There have been more than enough times when she's been up close with the Flash — and gone about actually visiting crime scenes to investigate, which is good! — or seen him in action, and she's never tried to get her phone out or a camera, or anything to document what's happening right in front of her (not even a dictaphone or recording app on her phone for rooftop interviews). You might argue it's pretty hard to get pictures of the fastest man alive, but he stands still in front of her often enough that damn Iris, do something other than just stare at him!
I bet that if she did try to get video of the Flash, it'd probably be shot in portrait mode. That just seems like how Iris rolls.
Imagine yourself in this situation: You've been looking for this superhuman being and they've finally arranged a meeting. They're standing right in front of you, willing to talk. You can ask them anything, everything. Instead, you blurt out this:
You've gotta give me something - Hobbies, Pet Peeves, favourite colour!
GODDAMIT IRIS. And she says dares to say he's a bad interviewee! You'd think someone actually studying Journalism would know better to softball the fastest man alive when it comes to question time.
We've seen Iris write a few posts for her site on the show, but we've actually seen her posting direct messages to the Flash on it more often than actual content for the site.
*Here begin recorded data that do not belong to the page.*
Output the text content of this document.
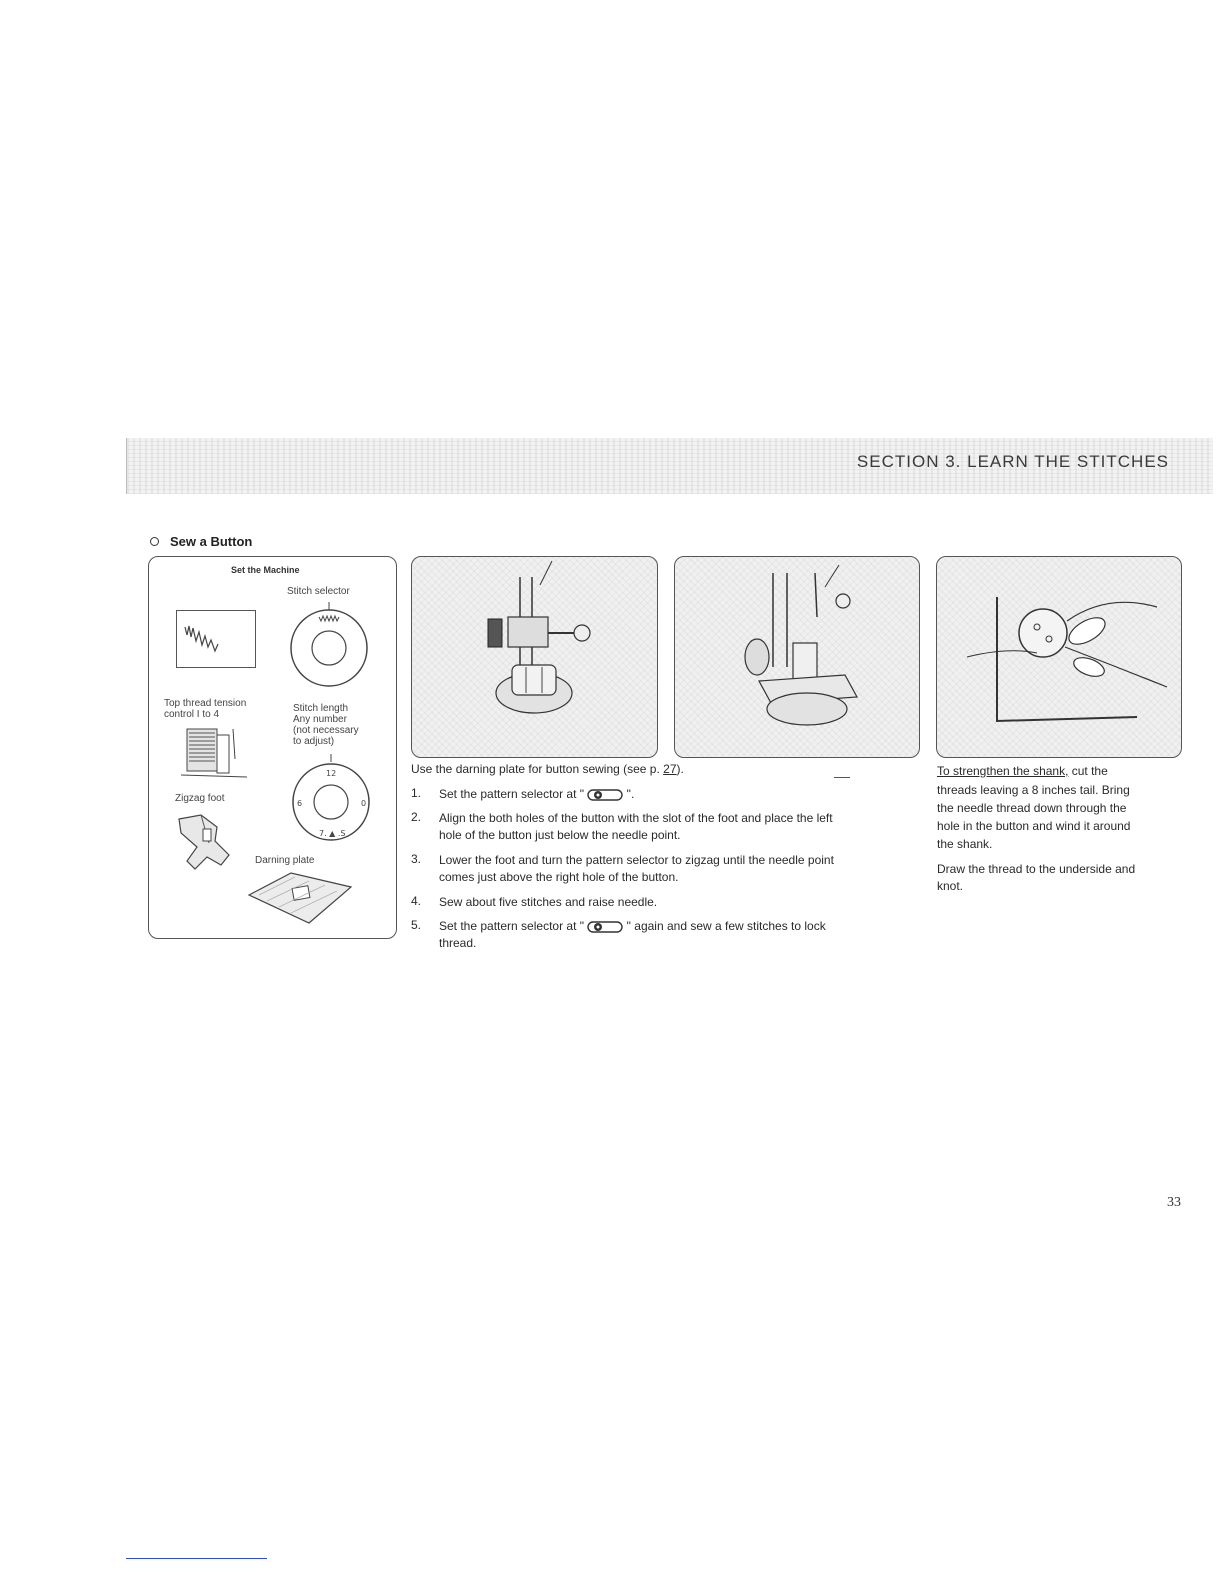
SECTION 3. LEARN THE STITCHES
Sew a Button
Set the Machine
Stitch selector
Top thread tension
control I to 4
Stitch length
Any number
(not necessary
to adjust)
12
6	0
7. ▲ .S
Zigzag foot
Darning plate
Use the darning plate for button sewing (see p. 27).
1. Set the pattern selector at "	".
2. Align the both holes of the button with the slot of the foot and place the left
hole of the button just below the needle point.
3. Lower the foot and turn the pattern selector to zigzag until the needle point
comes just above the right hole of the button.
4. Sew about five stitches and raise needle.
5. Set the pattern selector at "	" again and sew a few stitches to lock
thread.
To strengthen the shank, cut the
threads leaving a 8 inches tail. Bring
the needle thread down through the
hole in the button and wind it around
the shank.
Draw the thread to the underside and
knot.
33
Sure, it's great to get him to show up for clandestine chit chats, but how weird must that look to any of her actual readers? Do they think she's inviting them to Jitters? There must have been at least a few people showing up at a locked-up coffee shop in confusion, in the middle of the night, thanks to these messages showing up on her site in between actual bits of content. At least she's cooled off on direct contact with him for a bit, so maybe she's taken a hint and stopped using her blog to arrange meetings.
This is kind of the big one for poor Iris. How can you run a blog dedicated to uncovering the actions of the Flash when you're so bad at noticing stuff around you?
Barry doesn't really do the best job of hiding that he's got secrets from people — and honestly, Detective West doesn't either — and yet Iris doesn't pick up on anything out of the ordinary unless it's said right to her face, the way Barry's infatuation with her was in The Man In The Yellow Suit.
Even that, one of the most obvious things around that virtually anyone else can pick up on in an instant, comes as a shock to her! Even when Barry tries to conceal himself from her as the Flash, he kind of half asses it — the blurred face is pretty good, but he doesn't keep it up in their rooftop meetings, and his voice distortion still makes him sound like himself, unlike Oliver Queen's own methods of concealment. Considering she's lived with Barry for most of her life, how on Earth does she not pick up on that? For someone actively trying to find out stuff about the Flash, she's doing her damn best not to pick up the obvious.
From one (admittedly terrible) blogger to another — stick to the day job, Iris. At least it pays!